To conclude due to the global recession which was instigated by the collapse of the subprime mortgage crisis of 2006 companies where forced to changes their business strategies in order to stay competitive, the personal computer industry was more susceptible to change than most due to its reliance on luxury goods and continuous development of the industry. Dell began with working off a very successful low cost strategy, providing all products and distribution which reduced costs for the consumer, in more recent years whilst still adopting the same low cost strategy it has moved into using retail stores to sell its products and also into the area of mergers and acquisitions, this main focus of this strategy is to expand Dell’s business portfolio so it may provide all hardware, software and storage devices resulting in a reduce cost for the consumer and making it more competitive in the market.
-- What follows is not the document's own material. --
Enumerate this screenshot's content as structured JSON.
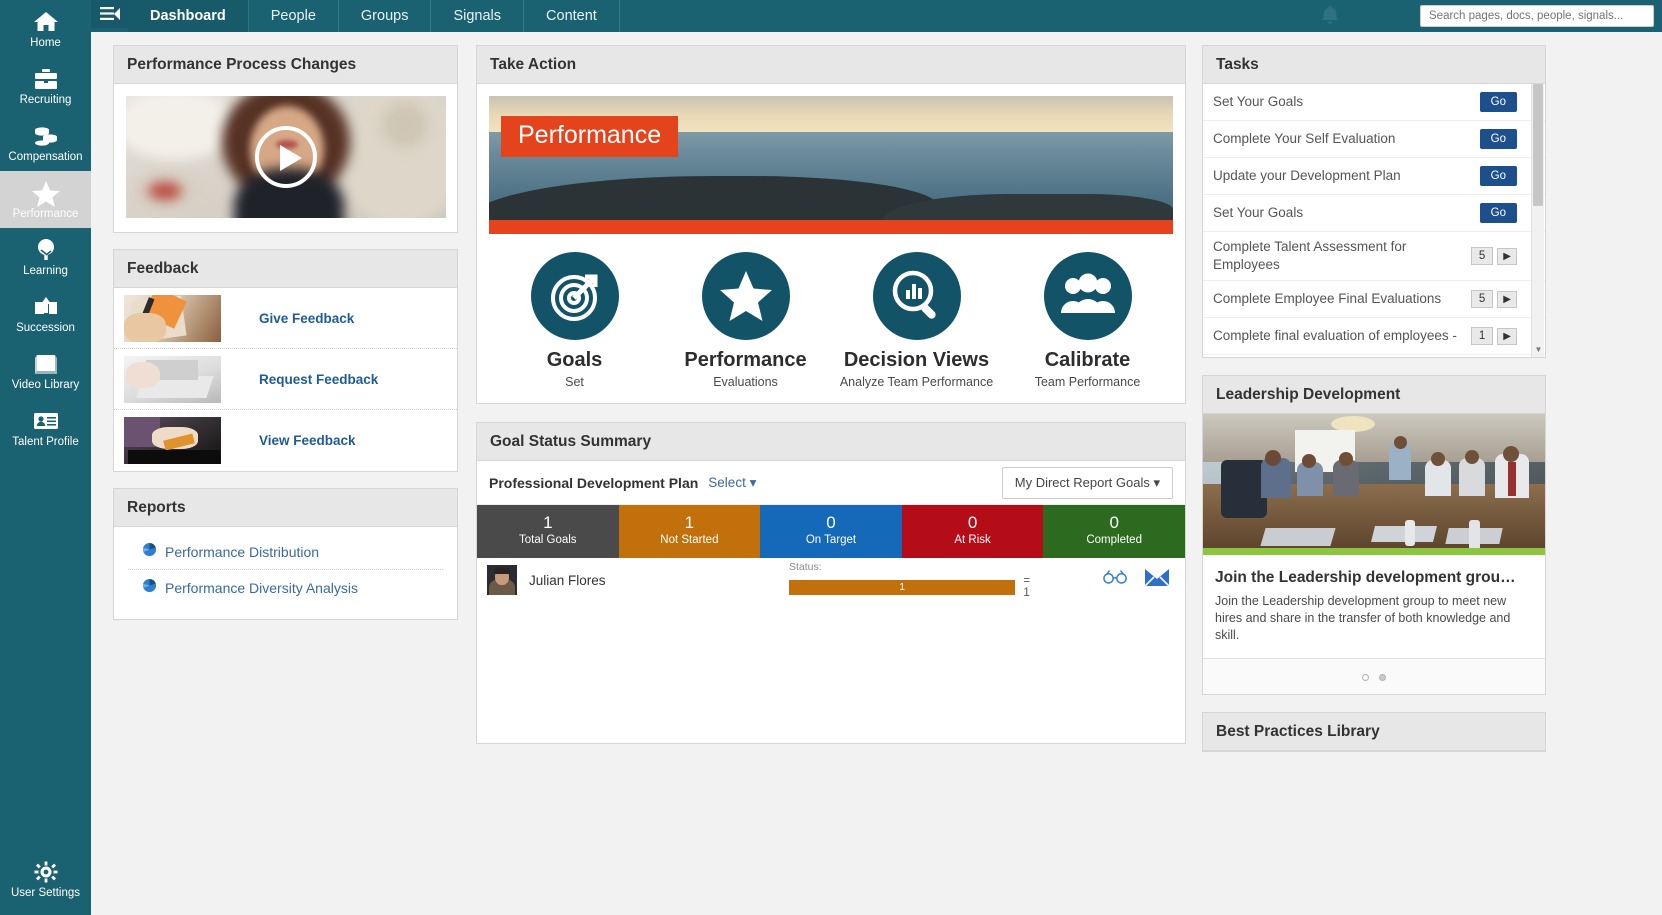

Apple on the other hand have always implemented a differentiated strategy which has worked very well for the company over the years, its products are hailed as innovative, stylish ground-breaking pieces of expensive technology such as the iPhone, also the Apple brand is viewed as being associated with high quality innovative products that consumer feel confidence towards.

The car industry has also been devastated by the economic recession but some manufacturers have managed to stay on top like Hyundai, the company began with adopting a low cost strategy which offered unreliable cars and tarnished the company and its image, in more recent year the company has made considerable advancements with fuel economic cars and are now focusing on quality such as implementing quality targets like the GQ 3-3-5-5 and the introduction of the Genesis in 2008 and the Equus in 2010 for the luxury market, the Genesis saw a good response from the market showing the company to have moved away from the bad reputation it once held but it is still to be seen if the company can move into the luxury market. Fiat who were once so famously associate the with the term “ Fix It Again Tomorrow” due to the awful quality of its cars have moved to providing fuel efficient cars to its low cost division such as the Cinquecento, but also adopting a differentiated approach such as the introduction of the Stilo in 2001 and as with Dell Fiat is also adopting a mergers and acquisitions approach to take advantage of the recession with such deals as Chrysler in which it acquired a direct line into the American market in which it will be introducing the Cinquecento in 2010, also a possible share of Opel and a joint venture with Guangzhou Automobile Group Co Ltd to produce cars for the Chinese market is showing this strategy to be the way forward for Fiat.